Two new fighters, Broly and Bardock, hit Dragon Ball FighterZ this week. Bardock comes from an appropriately named TV special, Dragon Ball Z: Bardock — The Father of Goku. Broly also hails from his own special movie named after himself, Dragon Ball Z: Broly — The Legendary Super Saiyan, as well as a few other properties.
Bardock’s regular hits are reminiscent of his son’s fighting style, with lots of jabs and kicks. Where Goku Sr. differentiates from junior is his supers and specials: the daddy Saiyan has a lot of potential for neutral pressure and mix-ups using his quick dash moves to craft combos that are hard to defend against. He also has two level one supers, and one of them—Saiyan Spirit—is invincible on start-up.
Bardock is a beast on point, in my experience. He can make good use of meter, but even without, he gives you a lot of options to take the early lead on an opponent. Keeping him up front means you have an easy swap out once you’ve put your opponent in the corner, and his quick moves can frustrate opponents.
You can also do some high-level technical stuff, like this jump install technique:
Overall, he’s a fun character that could see some competitive action. He’s got some touch-of-death combos (of course) and his moves are very satisfying to chain together. The game’s combo challenge for him lays out a simple one-two punch using his Rebellion Spear special that I highly recommend. At the very least, he’s got some cool potential and could fill a brawler slot on a team that needs one. But he’s not shaking up the metagame up nearly as much as his expansion counter part is.
The primary thing about Broly, a Super Saiyan legend, is that he is fucking huge. Look at this unit!
The big boy’s straightforward, aggressive move set pairs well with his girth. He wants to slam you into the ground and is very good at it. Some of his biggest moves have super armor, meaning he can punch through whatever moves a character might be throwing out in defense to grab you. And his laugh diverts from the archetypal anime character “ohohoho” with a piercing “ahaha.”
His unblockable loops, though, are what matters most about him. Once he has an opponent pinned in the corner, he can beat them up and snap them back repeatedly. Snapback is a mechanic special to Vs.-style fighters like Dragon Ball FighterZ, where you can catch one character open and boot them out, forcing the previous character in. So if Goku was in, then tags to Vegeta, you can snapback Vegeta to bring Goku back in. It’s useful for keeping pressure on the other team’s high-value, low-health characters.

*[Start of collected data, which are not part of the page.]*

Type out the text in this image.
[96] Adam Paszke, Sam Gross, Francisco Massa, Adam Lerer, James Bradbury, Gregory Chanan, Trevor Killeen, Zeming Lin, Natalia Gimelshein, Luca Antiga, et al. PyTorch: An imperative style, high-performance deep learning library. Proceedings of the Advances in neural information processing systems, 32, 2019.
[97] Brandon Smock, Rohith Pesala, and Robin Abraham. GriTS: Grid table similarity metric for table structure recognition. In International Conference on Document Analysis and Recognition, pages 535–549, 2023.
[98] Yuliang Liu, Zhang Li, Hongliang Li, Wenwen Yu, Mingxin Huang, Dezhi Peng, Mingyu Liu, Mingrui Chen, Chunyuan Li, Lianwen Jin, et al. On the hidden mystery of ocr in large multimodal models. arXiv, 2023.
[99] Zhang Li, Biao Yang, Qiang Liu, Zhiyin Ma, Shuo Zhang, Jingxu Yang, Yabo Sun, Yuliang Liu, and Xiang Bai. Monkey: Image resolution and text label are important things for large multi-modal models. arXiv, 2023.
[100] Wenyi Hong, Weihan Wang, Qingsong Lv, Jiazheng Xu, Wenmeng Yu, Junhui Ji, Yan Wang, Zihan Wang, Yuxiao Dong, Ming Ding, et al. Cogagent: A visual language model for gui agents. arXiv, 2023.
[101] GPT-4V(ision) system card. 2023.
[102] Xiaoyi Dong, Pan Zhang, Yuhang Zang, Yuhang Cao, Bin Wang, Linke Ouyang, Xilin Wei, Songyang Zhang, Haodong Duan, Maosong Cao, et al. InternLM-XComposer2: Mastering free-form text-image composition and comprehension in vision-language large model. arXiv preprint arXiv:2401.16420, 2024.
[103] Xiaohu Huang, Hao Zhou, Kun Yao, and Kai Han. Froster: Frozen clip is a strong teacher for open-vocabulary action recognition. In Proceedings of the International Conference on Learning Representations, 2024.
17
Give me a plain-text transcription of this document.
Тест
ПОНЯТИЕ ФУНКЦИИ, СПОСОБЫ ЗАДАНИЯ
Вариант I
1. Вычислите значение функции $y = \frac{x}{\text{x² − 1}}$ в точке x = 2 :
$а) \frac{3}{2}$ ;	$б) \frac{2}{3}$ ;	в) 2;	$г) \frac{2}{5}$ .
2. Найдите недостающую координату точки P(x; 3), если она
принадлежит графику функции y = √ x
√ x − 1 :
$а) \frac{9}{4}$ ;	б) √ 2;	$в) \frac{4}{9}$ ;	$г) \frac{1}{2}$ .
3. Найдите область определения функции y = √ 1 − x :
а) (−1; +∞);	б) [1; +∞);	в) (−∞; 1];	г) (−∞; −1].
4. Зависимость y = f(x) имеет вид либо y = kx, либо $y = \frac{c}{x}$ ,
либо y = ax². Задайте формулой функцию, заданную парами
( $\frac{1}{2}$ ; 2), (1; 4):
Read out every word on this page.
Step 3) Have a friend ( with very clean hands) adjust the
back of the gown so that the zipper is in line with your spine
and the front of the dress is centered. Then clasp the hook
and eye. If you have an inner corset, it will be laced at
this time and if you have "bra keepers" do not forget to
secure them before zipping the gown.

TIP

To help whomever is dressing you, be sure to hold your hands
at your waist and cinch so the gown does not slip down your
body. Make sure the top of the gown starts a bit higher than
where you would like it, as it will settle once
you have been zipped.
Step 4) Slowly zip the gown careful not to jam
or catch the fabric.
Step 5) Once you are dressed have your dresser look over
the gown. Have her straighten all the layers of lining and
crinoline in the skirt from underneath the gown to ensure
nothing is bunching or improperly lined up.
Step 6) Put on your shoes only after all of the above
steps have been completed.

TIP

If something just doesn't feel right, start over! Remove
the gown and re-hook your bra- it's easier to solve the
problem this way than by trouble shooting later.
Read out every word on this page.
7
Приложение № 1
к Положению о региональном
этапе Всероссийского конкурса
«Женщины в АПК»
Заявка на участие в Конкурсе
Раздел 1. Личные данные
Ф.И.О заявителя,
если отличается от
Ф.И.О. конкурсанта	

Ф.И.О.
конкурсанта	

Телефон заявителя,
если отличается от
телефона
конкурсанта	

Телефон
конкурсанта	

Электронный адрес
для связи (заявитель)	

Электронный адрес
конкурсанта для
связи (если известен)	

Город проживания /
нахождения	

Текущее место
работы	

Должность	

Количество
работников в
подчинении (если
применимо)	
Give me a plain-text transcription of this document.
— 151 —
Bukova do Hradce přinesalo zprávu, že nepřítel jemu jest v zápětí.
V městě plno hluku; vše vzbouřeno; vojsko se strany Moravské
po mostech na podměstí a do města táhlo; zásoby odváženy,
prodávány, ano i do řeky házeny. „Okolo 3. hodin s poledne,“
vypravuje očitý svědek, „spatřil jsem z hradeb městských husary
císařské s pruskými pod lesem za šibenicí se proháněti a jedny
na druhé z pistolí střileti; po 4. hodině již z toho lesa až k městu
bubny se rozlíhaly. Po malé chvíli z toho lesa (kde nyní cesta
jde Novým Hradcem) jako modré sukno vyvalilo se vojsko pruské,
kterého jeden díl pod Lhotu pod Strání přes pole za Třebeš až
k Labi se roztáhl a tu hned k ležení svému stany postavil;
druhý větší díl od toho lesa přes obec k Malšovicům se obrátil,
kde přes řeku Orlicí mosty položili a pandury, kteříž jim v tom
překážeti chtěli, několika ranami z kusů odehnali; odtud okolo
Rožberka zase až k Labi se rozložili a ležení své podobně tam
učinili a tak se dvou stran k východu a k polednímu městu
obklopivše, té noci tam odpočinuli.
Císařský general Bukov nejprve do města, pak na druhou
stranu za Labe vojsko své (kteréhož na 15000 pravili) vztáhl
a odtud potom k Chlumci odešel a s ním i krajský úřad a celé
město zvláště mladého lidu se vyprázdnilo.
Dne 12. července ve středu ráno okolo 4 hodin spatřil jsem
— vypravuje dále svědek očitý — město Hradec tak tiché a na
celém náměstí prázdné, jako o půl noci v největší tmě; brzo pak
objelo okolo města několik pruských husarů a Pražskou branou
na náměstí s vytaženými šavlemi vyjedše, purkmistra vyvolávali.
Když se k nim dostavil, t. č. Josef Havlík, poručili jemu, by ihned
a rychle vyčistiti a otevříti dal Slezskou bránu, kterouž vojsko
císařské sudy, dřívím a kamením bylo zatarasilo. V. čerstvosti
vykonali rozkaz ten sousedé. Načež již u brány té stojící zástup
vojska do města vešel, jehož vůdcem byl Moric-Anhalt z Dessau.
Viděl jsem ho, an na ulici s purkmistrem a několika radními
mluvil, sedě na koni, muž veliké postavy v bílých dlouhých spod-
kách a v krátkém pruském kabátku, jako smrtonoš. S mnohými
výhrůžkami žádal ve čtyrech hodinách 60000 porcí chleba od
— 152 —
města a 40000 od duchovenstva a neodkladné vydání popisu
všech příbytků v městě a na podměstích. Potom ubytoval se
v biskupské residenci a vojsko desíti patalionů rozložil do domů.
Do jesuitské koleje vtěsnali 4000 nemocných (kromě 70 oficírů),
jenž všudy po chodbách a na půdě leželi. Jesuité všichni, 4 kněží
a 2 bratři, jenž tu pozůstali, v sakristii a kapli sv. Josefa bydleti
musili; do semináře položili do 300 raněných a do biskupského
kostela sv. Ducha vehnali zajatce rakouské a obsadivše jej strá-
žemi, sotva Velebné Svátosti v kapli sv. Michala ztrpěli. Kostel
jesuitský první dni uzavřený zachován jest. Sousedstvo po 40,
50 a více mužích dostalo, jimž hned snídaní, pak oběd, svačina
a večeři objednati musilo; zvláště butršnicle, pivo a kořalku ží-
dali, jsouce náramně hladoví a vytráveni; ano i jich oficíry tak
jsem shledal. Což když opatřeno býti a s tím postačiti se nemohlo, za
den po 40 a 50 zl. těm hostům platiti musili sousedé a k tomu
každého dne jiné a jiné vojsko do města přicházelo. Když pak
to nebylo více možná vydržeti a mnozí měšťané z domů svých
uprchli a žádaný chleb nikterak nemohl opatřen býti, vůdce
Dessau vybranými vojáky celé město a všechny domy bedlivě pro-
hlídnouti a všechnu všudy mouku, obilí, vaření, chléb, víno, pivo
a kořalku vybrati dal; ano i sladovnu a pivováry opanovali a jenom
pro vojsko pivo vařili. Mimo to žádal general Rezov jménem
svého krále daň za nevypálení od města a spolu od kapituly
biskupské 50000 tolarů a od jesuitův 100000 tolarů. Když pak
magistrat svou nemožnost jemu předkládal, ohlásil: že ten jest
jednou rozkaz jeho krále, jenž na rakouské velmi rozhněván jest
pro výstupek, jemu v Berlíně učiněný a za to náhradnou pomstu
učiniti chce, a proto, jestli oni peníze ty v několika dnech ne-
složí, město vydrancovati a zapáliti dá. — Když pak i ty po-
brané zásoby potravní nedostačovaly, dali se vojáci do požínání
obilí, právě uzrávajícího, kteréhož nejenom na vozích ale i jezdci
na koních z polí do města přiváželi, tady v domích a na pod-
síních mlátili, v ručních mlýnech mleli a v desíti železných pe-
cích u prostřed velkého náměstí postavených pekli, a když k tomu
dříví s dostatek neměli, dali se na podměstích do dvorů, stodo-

Here players are using Broly’s arsenal to snapback on a loop, killing one character and bringing another to extremely low health. Pro player Yohosie lays it out:
She’s put up a spreadsheet of who can escape the unblockable and how; it seems extremely difficult. Yohosie has also dug up a truly unblockable combo that does over 8,000 damage. In short: Broly probably won’t be this strong for that long. Enjoy him before his inevitable nerf.
What does this mean for the casual players? If you’re not playing at the higher end of the ranking board, you probably don’t need to worry about loop tech or touch-of-death combos. For the average player, Bardock is a mix-up fiend who might give you trouble with his quick moves and wall-bounces, and lots of players (myself included) will pick Broly and mindlessly charge at you.
The high-level competitive ramifications aren’t totally clear just yet—this weekend’s NorCal Regionals won’t have Broly or Bardock enabled—but you can always fight back against any wave of new fighters with the basics. When in doubt, 2H.